Industrial Landscape
Work on psychedelics in adolescents is led by academic and clinical research groups far more than by a commercial sector. Child-psychiatry departments, paediatric emergency-medicine teams and university hospitals run the ketamine and esketamine suicidality trials, and the findings land in specialist child and adolescent psychiatry journals. The most visible commercial thread is the esketamine paediatric programme behind the Phase 2b imminent-suicide-risk study, an extension of an adult product into a carefully bounded young population rather than a dedicated adolescent psychedelic effort.
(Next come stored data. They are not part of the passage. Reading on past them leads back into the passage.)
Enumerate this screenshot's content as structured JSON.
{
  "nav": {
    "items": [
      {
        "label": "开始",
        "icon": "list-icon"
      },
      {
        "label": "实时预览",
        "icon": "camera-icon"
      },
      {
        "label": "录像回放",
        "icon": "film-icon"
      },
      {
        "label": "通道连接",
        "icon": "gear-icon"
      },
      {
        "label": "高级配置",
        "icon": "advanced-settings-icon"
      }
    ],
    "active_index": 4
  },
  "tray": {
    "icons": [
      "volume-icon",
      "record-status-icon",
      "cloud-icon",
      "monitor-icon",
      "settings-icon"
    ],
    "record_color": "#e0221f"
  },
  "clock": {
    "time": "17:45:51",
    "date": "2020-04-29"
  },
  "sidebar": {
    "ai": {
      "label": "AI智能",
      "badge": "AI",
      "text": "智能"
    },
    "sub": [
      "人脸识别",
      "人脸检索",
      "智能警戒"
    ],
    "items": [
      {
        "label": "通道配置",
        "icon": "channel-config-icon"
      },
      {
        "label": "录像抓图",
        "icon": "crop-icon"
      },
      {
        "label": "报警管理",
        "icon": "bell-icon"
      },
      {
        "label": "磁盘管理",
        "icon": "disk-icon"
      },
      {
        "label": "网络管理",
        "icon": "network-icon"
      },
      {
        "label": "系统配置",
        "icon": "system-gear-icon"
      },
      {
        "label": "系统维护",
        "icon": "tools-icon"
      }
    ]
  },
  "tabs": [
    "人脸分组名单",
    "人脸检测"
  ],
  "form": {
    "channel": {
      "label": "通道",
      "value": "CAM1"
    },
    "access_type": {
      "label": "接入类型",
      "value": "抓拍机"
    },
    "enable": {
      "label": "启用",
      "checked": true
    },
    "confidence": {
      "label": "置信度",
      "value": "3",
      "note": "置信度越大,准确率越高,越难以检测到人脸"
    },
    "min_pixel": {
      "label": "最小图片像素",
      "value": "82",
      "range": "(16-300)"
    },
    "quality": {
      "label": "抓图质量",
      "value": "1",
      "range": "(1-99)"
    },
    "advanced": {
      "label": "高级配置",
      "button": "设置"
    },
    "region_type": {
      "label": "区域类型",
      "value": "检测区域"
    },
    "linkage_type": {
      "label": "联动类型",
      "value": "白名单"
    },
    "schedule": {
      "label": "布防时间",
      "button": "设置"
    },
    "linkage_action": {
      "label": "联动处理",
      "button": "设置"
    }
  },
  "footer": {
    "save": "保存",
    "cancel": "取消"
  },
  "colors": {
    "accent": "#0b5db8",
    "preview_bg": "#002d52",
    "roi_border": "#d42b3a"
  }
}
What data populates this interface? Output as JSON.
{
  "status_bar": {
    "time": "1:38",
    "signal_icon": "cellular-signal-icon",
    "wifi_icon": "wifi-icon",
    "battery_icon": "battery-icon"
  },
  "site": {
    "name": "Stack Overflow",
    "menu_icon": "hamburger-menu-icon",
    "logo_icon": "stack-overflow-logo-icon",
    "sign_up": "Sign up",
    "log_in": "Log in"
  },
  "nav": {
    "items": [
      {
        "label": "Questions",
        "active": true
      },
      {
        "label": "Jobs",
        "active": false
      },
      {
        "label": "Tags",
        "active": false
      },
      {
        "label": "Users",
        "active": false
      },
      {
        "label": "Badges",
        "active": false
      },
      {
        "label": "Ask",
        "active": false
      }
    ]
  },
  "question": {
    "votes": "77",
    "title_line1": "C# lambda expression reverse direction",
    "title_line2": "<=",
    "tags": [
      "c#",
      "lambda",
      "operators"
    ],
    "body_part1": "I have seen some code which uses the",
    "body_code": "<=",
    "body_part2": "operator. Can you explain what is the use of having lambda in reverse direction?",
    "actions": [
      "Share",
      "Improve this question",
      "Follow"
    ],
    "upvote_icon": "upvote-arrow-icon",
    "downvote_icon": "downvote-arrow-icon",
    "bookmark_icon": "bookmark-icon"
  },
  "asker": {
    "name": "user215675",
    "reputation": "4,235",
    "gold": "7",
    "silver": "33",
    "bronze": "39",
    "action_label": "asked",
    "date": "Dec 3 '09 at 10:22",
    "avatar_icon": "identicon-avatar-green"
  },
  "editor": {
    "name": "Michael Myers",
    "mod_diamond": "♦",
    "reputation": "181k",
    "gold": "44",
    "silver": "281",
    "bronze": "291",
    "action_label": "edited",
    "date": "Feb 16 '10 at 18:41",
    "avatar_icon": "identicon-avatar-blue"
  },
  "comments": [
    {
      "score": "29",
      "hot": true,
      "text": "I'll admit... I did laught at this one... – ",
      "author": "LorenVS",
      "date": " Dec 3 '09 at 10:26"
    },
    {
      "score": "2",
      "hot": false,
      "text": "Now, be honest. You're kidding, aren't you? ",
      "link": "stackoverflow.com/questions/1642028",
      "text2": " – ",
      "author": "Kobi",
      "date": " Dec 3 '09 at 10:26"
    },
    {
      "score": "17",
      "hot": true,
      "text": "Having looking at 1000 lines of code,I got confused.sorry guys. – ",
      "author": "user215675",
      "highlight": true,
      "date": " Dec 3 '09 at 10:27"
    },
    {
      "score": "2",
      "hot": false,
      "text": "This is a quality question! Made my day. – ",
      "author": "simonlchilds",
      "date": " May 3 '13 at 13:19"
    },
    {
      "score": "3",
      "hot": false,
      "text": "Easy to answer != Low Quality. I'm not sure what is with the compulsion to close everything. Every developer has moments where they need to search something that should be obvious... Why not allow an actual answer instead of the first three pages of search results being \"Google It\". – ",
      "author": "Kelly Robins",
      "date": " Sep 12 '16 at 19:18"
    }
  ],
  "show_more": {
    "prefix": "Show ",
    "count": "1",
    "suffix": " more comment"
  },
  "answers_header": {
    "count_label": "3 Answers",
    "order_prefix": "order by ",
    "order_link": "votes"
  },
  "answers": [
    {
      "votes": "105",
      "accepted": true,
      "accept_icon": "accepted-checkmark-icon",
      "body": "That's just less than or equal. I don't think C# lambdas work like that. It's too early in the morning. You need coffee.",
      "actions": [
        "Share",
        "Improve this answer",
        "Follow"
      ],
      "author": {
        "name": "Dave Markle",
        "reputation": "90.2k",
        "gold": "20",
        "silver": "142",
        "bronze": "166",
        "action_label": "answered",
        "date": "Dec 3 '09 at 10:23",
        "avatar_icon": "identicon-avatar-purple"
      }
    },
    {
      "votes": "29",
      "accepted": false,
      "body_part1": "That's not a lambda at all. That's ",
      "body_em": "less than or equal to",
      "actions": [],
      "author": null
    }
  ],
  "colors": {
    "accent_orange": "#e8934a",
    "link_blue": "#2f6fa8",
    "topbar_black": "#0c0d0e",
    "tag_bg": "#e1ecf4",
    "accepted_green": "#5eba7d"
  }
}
For the classic psychedelics, the dedicated drug developers are focused on adults and, sensibly, defer minors until adult approvals and safety data mature. That leaves the adolescent space populated mainly by investigator-initiated studies and by ethicists, who feature unusually prominently here because consent, long-term developmental risk and the protection of vulnerable young people are central rather than peripheral concerns. The thread worth watching is read-across: if and when psychedelic therapies are approved in adults, the pressure to study them in adolescents will grow, and the field will need adolescent-specific evidence rather than borrowed adult data to answer it.